The proetale topology. Bhargav Bhatt (IAS)

(joint work with Peter Scholze) The proetale topology is a Grothendieck topology that is closely related to the etale topology, yet better suited for certain "infinite" constructions, typically encountered in l-adic cohomology.
I will first explain the basic definitions, with ample motivation, and then discuss applications. In particular, we will see why locally constant sheaves in this topology yield a fundamental group that is rich enough to detect all l-adic local systems through its representation theory (which fails for the groups constructed in SGA on the simplest non-normal varieties, such as nodal curves).

Moduli spaces of odd theta characteristics. Gavril Farkas (Humboldt University of Berlin)

I will discuss joint work with Verra concerning a complete birational classification of the moduli space of odd spin curves of genus g. In particular, for g<12, we find explicit unirational parametrizations of the moduli space, by constructing new models of the spin moduli space mirroring Mukai's well-known work on the structure of canonical curves of genus at most 9.

Stable cohomology of moduli of abelian varieties and compactifications. Samuel Grushevsky (Stony Brook University)

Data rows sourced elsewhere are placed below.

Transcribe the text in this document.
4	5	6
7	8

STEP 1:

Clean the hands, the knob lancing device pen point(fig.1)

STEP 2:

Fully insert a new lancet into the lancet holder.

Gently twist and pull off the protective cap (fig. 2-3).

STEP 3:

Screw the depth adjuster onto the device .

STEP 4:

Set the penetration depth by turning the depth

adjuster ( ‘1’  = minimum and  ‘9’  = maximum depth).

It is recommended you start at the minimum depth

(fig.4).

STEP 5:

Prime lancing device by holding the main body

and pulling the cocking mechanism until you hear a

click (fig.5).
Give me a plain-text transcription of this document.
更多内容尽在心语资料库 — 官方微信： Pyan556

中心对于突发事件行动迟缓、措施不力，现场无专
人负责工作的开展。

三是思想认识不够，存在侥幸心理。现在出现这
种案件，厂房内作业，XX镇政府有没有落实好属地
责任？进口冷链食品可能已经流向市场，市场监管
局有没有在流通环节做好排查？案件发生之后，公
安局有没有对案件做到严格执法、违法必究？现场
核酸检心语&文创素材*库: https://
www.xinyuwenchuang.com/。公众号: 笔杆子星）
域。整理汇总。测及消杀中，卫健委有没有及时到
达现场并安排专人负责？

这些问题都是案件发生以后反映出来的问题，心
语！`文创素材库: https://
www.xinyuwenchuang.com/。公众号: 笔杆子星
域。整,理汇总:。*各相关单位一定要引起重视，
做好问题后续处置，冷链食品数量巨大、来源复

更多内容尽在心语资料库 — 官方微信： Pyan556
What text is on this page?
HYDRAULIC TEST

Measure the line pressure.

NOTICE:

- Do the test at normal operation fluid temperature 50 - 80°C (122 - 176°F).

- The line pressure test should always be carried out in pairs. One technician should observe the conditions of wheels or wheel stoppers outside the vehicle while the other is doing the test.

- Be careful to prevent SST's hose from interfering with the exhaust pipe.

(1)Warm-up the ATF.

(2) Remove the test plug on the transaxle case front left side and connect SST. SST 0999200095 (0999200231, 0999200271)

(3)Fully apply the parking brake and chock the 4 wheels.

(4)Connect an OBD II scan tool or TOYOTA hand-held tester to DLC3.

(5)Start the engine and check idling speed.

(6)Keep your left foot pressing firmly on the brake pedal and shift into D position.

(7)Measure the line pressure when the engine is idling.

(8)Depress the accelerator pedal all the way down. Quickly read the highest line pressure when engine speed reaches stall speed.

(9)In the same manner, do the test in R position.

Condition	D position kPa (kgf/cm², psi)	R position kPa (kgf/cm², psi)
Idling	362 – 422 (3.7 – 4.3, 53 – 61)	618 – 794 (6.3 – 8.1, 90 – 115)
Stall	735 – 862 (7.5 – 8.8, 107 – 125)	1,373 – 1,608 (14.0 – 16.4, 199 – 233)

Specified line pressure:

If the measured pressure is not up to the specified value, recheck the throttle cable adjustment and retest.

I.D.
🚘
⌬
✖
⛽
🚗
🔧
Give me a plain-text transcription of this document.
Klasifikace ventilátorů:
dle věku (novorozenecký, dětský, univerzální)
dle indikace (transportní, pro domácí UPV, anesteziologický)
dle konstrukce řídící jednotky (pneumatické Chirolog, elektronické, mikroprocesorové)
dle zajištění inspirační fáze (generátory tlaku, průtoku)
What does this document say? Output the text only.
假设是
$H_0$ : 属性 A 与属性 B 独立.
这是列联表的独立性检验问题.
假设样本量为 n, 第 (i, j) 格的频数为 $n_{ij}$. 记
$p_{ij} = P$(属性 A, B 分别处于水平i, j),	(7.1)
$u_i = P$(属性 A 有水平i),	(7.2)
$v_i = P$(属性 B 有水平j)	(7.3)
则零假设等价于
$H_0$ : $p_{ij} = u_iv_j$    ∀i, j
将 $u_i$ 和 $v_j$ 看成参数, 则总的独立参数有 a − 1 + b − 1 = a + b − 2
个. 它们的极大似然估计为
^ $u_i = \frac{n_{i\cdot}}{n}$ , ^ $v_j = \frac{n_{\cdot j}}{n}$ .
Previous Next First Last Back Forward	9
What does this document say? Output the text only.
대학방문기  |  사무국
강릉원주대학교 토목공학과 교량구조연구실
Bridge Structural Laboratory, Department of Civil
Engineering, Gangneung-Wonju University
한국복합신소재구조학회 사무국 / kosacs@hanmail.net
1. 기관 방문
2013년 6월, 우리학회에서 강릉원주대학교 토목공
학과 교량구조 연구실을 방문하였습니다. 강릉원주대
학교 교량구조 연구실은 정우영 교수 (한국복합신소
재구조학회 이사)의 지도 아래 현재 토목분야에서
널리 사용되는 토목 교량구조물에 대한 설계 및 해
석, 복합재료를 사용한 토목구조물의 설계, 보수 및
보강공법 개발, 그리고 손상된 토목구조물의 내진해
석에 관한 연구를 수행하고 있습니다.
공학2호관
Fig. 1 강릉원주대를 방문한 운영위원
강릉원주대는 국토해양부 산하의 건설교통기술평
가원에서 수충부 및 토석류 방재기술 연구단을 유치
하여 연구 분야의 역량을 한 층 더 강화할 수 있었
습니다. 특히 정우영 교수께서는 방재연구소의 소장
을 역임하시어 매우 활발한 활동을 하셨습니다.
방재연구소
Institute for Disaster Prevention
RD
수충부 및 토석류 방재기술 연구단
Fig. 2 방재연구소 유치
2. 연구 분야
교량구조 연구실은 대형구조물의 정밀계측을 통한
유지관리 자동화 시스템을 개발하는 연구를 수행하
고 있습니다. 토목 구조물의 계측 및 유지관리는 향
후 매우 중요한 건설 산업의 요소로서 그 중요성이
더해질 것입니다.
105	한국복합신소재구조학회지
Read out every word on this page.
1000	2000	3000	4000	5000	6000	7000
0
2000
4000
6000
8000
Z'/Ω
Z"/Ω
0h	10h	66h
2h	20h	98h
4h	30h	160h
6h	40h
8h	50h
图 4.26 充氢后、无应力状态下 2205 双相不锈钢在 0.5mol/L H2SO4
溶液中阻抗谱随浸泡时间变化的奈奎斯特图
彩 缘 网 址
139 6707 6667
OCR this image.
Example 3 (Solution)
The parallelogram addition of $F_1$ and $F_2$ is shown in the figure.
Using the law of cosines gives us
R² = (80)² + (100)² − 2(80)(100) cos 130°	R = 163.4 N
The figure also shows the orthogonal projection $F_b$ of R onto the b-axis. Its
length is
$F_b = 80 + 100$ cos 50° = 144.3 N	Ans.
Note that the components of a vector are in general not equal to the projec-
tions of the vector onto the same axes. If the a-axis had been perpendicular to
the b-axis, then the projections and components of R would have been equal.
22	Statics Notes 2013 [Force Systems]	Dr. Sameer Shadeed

The cohomology of A_g, the moduli space of principally polarized complex g-dimensional abelian varieties, is the same as the cohomology of the symplectic group with integer coefficients Sp(2g,Z). The results of Borel on group cohomology imply that the cohomology H^k(A_g) is independent of g for g>k - and determine this stable cohomology. We discuss the (non)existence of stable cohomology for various toroidal compactifications of A_g, and in particular compute the cohomology of the perfect cone compactification in low degrees. We will also highlight the parallels with the moduli space of curves.
Joint work with K. Hulek and O. Tommasi.

Nef cones of Hyperkähler manifolds. Emanuele Macrì (OSU)

In this talk we discuss a conjecture of Hassett and Tschinkel on the structure of the nef and Mori cones of a projective Hyperkähler manifold M of K3^[n]-type, i.e., M is deformation equivalent to the Hilbert scheme of points on a K3 surface. The main result is a complete description of these cones in terms of a certain lattice -- introduced by Markman -- naturally associated to M.
I will present joint work with Arend Bayer on how to prove the main theorem for moduli spaces of sheaves on a K3 surface, by using derived category techniques and Bridgeland stability. If time permits, I will also sketch how to extend the result to all Hyperkähler manifolds of K3^[n]-type, as recently proven by Bayer-Hassett-Tschinkel and Mongardi.

Kodaira dimension and zeros of holomorphic one-forms. Mihnea Popa (UIC)

I will explain joint work with C. Schnell in which we show that every holomorphic one-form on a smooth projective variety of general type must vanish at some point, together with an appropriate generalization to arbitrary Kodaira dimension. This answers positively a conjecture of Hacon-Kovács and Luo-Zhang. The proof uses generic vanishing theory for Hodge D-modules on abelian varieties.

Cohomology of moduli spaces of genus 2 curves and the Gorenstein conjecture. Orsola Tommasi (Leibniz Universität Hannover)

A main theme in the study of the cohomology of moduli spaces of curves is the study of the tautological ring, a subring generated by certain geometrically natural classes. An open question is whether the tautological ring is a Gorenstein ring, as conjectured by Carel Faber in the case of smooth curves without marked points. In this talk we discuss an approach that allows to detect the existence of non-tautological classes in the cohomology ring of the moduli space of stable curves of genus 2 with sufficiently many marked points, such as those constructed by Graber and Pandharipande for \bar M_{2,20}. We use this to prove that the Gorenstein conjecture does not hold for these spaces.
This is joint work with Dan Petersen (KTH, Stockholm).

Qualitative properties of Gromov-Witten invariants. Aleksey Zinger (Stony Brook University)

Over 15 years ago, di Francesco and Itzykson gave an estimate on the growth (as the degree increases) of the number of plane rational curves passing through 3d-1 general points. This provides an example of an upper bound on (primary) Gromov-Witten invariants. Physical considerations suggest that primary GW-invariants of Calabi-Yau threefolds, of any given genus, grow at most exponentially in the degree. For the genus 0 and 1 GW-invariants of projective complete intersections, this can be seen immediately from the known mirror formulas. Maulik and Pandharipande expect that such a bound in higher genera can be deduced from a suitable bound on the genus 0 descendant GW-invariants of P^3.
I will describe a formula that presents generating functions for the genus 0 GW-invariants of any complete intersection with any number of marked points as linear combinations of derivatives of a well-known generating function for GW-invariants with 1 marked point. Estimates on the coefficients lead to bounds on GW-invariants of all projective complete intersections. Even without any estimates, the structure of this formula leads to fascinating vanishing results, which do not appear to have any geometric explanation at this point.